The order also emphasizes the need for global cooperation in AI. James Hendler, chair of the Global Technology Policy Council of the Association for Computing Machinery, highlights the significance of this aspect. The United Nations has recently formed an international panel of experts to examine AI policy, including representatives from countries with different types of government regimes. This executive order reinforces the United States’ awareness of such global initiatives and the importance of collaboration in regulating AI technologies.
However, some experts argue that the U.S. lags behind other countries, including the European Union (EU) and China, in AI regulation. Stephen J. Andriole, the Thomas G. Labrecque Professor of Business Technology at Villanova University’s School of Business, suggests that while executive orders are a positive step, a more comprehensive set of enforceable regulations is necessary. He highlights the need for regulations that protect privacy, guard against misinformation and disinformation, and effectively manage the impact of AI on society.

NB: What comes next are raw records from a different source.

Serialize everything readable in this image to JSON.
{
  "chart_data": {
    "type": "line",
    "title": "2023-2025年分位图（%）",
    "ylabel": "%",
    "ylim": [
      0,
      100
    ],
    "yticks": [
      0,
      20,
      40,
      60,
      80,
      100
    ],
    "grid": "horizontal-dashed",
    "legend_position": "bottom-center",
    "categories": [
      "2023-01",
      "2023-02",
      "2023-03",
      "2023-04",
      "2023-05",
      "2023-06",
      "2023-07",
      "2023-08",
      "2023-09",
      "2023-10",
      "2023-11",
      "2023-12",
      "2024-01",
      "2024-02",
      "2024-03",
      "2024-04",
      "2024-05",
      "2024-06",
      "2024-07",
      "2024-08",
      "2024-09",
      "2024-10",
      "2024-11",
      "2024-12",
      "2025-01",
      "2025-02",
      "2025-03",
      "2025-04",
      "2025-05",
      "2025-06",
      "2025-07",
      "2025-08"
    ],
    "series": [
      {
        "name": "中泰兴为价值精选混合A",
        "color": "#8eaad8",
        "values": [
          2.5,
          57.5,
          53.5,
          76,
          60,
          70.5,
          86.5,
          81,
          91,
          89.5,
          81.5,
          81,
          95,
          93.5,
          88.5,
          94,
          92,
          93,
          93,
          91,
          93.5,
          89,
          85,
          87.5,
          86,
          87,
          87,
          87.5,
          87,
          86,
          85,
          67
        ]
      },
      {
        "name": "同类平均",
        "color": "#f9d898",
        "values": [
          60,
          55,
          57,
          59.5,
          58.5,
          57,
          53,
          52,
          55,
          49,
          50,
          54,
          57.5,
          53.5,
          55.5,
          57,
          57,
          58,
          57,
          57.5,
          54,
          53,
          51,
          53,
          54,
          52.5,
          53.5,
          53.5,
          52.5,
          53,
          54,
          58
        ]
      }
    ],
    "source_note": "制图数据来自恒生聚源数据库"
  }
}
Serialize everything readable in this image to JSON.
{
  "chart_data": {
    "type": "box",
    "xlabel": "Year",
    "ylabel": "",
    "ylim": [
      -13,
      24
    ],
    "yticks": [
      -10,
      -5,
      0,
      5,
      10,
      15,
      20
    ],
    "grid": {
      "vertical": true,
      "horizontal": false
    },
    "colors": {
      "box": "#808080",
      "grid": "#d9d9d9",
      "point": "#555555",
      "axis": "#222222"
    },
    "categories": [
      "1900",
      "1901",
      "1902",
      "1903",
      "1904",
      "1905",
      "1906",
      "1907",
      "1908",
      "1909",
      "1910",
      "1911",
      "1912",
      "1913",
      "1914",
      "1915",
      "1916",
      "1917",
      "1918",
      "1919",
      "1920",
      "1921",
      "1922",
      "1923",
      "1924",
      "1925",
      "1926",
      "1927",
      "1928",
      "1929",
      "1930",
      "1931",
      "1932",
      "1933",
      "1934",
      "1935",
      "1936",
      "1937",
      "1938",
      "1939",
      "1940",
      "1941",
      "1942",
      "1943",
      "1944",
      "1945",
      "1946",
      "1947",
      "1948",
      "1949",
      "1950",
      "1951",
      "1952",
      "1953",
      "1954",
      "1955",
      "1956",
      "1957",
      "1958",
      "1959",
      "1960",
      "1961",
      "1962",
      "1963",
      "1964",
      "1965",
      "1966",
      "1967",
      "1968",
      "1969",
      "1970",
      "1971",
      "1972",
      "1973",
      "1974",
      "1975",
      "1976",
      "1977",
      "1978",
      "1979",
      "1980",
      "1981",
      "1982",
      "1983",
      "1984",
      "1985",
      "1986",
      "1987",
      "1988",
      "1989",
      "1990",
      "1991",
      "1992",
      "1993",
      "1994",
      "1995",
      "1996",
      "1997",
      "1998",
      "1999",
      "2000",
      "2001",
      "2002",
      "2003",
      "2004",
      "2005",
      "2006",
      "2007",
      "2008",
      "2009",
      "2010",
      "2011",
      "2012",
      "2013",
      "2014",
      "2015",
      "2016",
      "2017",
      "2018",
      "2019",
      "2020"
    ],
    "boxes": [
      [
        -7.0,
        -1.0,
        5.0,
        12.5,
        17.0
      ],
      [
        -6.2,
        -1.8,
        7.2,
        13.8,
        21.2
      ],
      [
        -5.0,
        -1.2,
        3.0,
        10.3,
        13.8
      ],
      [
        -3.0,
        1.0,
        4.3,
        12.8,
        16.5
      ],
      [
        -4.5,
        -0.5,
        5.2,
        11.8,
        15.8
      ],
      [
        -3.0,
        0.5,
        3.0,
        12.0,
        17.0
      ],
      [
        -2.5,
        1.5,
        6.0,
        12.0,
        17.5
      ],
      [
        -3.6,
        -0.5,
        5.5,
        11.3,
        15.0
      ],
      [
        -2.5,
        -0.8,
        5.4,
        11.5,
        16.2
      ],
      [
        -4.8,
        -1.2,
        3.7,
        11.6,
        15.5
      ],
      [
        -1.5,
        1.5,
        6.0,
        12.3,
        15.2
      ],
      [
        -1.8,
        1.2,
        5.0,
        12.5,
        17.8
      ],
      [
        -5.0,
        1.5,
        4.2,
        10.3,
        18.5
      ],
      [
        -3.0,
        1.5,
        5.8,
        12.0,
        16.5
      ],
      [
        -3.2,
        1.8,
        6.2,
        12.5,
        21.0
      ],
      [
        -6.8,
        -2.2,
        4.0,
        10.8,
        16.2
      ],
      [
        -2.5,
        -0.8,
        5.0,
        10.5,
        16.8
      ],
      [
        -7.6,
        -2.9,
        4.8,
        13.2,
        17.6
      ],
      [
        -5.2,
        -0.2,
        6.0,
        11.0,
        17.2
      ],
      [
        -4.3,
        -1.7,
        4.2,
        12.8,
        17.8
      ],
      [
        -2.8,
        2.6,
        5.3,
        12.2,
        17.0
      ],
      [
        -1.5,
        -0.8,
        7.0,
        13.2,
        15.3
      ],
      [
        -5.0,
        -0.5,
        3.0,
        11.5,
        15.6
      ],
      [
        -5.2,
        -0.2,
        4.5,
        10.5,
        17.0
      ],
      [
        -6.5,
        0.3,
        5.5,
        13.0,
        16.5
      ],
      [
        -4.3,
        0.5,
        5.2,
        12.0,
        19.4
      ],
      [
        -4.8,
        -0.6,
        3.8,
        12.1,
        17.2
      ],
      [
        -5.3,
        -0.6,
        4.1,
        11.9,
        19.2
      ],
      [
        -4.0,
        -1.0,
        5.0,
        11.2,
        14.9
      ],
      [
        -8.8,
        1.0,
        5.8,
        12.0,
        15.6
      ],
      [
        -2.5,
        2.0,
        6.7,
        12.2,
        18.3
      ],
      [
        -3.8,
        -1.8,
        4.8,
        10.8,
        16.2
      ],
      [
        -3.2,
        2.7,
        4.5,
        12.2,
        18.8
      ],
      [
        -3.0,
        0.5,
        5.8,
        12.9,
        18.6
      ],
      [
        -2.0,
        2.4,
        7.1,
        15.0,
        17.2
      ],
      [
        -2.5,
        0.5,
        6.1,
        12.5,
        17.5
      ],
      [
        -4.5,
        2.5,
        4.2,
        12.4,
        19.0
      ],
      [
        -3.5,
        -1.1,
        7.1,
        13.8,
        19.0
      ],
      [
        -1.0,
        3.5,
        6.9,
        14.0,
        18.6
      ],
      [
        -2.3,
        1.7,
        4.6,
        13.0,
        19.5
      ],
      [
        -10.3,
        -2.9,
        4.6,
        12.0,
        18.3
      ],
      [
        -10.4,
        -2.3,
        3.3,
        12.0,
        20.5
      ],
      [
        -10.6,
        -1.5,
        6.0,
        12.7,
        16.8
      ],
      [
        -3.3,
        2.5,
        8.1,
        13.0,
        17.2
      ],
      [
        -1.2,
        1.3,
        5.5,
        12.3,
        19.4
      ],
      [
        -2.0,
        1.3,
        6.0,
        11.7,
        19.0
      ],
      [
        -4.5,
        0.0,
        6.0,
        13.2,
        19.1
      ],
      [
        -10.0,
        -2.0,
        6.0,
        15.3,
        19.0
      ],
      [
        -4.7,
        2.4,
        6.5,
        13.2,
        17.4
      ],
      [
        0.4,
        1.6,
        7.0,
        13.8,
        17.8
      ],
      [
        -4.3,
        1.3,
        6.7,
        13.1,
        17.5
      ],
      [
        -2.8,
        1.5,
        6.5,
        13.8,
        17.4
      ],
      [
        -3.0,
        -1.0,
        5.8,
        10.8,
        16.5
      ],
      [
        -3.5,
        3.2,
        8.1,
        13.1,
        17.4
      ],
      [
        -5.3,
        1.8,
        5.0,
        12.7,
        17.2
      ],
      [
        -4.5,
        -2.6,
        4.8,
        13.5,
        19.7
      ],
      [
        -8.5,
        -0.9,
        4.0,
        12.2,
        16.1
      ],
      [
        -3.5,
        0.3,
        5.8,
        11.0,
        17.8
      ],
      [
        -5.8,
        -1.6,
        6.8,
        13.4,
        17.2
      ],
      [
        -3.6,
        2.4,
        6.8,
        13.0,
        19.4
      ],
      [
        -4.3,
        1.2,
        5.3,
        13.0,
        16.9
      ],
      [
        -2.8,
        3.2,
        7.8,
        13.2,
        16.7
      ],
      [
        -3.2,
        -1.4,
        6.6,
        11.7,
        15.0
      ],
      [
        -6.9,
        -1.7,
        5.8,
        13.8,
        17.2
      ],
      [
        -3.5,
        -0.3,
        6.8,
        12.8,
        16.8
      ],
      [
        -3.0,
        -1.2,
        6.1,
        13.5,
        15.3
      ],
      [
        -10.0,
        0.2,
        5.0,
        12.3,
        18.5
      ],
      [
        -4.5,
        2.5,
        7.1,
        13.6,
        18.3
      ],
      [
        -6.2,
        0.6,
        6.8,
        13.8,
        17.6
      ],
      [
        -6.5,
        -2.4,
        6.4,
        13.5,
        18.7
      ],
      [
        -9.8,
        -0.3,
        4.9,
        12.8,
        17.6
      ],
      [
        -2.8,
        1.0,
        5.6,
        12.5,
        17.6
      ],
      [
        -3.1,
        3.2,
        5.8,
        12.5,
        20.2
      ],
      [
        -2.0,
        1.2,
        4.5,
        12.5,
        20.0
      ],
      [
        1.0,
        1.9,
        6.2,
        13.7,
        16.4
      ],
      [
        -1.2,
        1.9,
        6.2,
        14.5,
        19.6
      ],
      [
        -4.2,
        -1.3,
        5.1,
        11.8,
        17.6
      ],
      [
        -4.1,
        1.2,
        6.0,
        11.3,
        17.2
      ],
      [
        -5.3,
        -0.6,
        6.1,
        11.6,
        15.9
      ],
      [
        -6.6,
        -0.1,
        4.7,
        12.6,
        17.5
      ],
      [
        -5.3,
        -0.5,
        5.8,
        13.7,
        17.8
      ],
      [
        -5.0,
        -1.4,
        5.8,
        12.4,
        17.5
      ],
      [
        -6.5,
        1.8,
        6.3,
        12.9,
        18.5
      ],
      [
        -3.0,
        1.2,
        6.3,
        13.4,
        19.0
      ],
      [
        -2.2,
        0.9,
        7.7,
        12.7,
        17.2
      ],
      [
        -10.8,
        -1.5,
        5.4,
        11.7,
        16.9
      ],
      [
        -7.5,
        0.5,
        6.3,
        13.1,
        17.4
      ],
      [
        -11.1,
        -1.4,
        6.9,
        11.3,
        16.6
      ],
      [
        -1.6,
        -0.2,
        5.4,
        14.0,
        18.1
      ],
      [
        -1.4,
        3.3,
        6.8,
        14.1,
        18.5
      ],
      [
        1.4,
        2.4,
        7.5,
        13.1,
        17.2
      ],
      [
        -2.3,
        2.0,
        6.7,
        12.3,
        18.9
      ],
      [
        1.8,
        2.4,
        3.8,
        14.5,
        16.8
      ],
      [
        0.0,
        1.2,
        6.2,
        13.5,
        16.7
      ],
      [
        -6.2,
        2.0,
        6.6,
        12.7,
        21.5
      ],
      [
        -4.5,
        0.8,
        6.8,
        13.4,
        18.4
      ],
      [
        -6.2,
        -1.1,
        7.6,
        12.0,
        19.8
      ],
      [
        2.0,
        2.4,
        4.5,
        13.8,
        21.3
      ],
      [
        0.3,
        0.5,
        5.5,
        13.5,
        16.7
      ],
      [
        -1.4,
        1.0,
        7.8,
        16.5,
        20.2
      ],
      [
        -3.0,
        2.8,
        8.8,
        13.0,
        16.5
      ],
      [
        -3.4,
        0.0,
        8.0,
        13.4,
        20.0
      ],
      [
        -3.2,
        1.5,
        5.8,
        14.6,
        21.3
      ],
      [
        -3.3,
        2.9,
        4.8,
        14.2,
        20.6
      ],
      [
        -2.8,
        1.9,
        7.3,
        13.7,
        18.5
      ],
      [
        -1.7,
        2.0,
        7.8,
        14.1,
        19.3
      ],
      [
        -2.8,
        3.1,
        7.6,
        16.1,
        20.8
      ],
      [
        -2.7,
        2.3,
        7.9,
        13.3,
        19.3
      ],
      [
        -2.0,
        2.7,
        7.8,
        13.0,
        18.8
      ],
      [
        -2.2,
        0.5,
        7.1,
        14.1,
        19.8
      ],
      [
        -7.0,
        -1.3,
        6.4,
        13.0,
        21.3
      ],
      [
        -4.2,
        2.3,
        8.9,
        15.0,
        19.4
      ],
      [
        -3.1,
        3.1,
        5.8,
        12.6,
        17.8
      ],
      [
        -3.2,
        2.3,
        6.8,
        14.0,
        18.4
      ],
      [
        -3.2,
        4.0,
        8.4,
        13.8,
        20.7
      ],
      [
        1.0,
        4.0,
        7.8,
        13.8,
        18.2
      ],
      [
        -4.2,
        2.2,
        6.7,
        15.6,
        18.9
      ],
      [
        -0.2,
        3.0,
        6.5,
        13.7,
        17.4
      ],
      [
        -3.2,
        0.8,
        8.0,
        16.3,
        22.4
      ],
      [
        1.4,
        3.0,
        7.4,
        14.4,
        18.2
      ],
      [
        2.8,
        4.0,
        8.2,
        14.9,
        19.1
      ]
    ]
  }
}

In conclusion, President Biden’s executive order represents a significant attempt to regulate and safeguard AI technology. By directing government agencies to create regulations overseeing AI, establishing new standards, and promoting global cooperation, the order aims to manage the potential risks and challenges associated with AI development. While the executive order is not a law, it sets expectations for increased regulation and emphasizes the importance of privacy, equity, and civil rights in the AI space. Moving forward, it will be essential to strike a balance between encouraging innovation and addressing concerns surrounding AI.